News & press releases
An efficient distribution of big-data analytics workloads across the compute continuum
Current trends towards the use of big data technologies in the context of smart cities suggest the need of novel software development ecosystems upon which advanced mobility functionalities can be developed. These new ecosystems must have the capability of collecting and processing vast amount of geographically-distributed data, and transform it into valuable knowledge for public sector, private companies and citizens. CLASS is addressing this need by developing a software architecture framework capable of efficiently exploiting the computing capabilities of the compute continuum, from edge to cloud, while providing real-time guarantees on the response times of the big-data analytics processes.
COMPSs is at the heart of the big-data software architecture: it is the component responsible for efficiently distributing the different data analytics methods described as a single workflow across the compute continuum. To that end, we develop new scheduling strategies that rely on the timing characterization of the data analytics workflows and the devices available across the compute continuum.

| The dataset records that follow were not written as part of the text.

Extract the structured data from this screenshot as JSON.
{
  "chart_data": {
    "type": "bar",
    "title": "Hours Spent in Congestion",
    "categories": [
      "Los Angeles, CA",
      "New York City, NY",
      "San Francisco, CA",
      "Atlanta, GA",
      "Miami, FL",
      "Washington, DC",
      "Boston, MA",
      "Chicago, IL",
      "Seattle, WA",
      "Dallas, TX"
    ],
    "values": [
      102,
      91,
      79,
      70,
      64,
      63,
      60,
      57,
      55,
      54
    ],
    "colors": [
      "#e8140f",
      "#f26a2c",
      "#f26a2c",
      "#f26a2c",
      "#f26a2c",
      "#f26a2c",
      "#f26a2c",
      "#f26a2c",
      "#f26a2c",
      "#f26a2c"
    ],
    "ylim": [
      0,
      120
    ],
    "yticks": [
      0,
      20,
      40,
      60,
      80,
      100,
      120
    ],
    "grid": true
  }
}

Workflow and compute continuum models
Figure 1. Example of a Python application annotated with COMPSs decorators.
COMPSs provides a simple, yet powerful, tasking programming model, in which the programmer identifies the data analytics functions, named COMPSs tasks, that can be distributed and (potentially) executed as asynchronous parallel operations, as well as identifying the data dependencies existing among them. The COMPSs runtime is then in charge of selecting the most suitable computing resources in which tasks can execute, while managing the data dependencies, and so data transfers, existing among them.
Figure 1 shows an example of a COMPSs data analytics workflow in which different features from an image are extracted and merged into a common knowledge base. COMPSs tasks, corresponding to the different analytics methods, are identified with a standard Python decorator @task at lines 1, 5, and 11. The @task decorator can include a returns argument that specifies the data type of the value returned by the function or method (if any). Moreover, the directionality of the data arguments if the function can be defined as IN, OUT or INOUT. This information defines the data dependencies between COMPSs tasks and describes the data analytics workflow.
Interestingly, the execution of a COMPSs workflow can be represented and characterized as a Direct Acyclic Graph, where nodes are COMPSs tasks and edges are data dependencies among them. Figure 2 shows the DAG representation of the COMPSs workflow presented in Figure 1.
Figure 2. DAG representation of the COMPSs application presented in Figure 1.
We also characterize the computation and network communication capabilities of the compute continuum composed of connected edge and cloud resources. As an example, Figure 3 shows a compute continuum model composed of four computing resources: three edge resources attached to a car, a traffic light and a smart camera, and one cloud resource. The communication links between computing resources, e.g., optical fiber, 4G/5G, are represented as red arrows.
Figure 3. Digraph representation of an example of compute continuum.
Upon this system representation, we develop a novel allocation strategy inspired by real-time scheduling techniques, that evaluates which edge/cloud computing resource is more suitable to execute each distributed COMPSs task based on several factors, including the timing characterization of the tasks, the processed data sources and dependencies, and the performance capabilities of the resources. The objective is to guarantee and minimize the end-to-end response time upper bound of the data analytics workflow.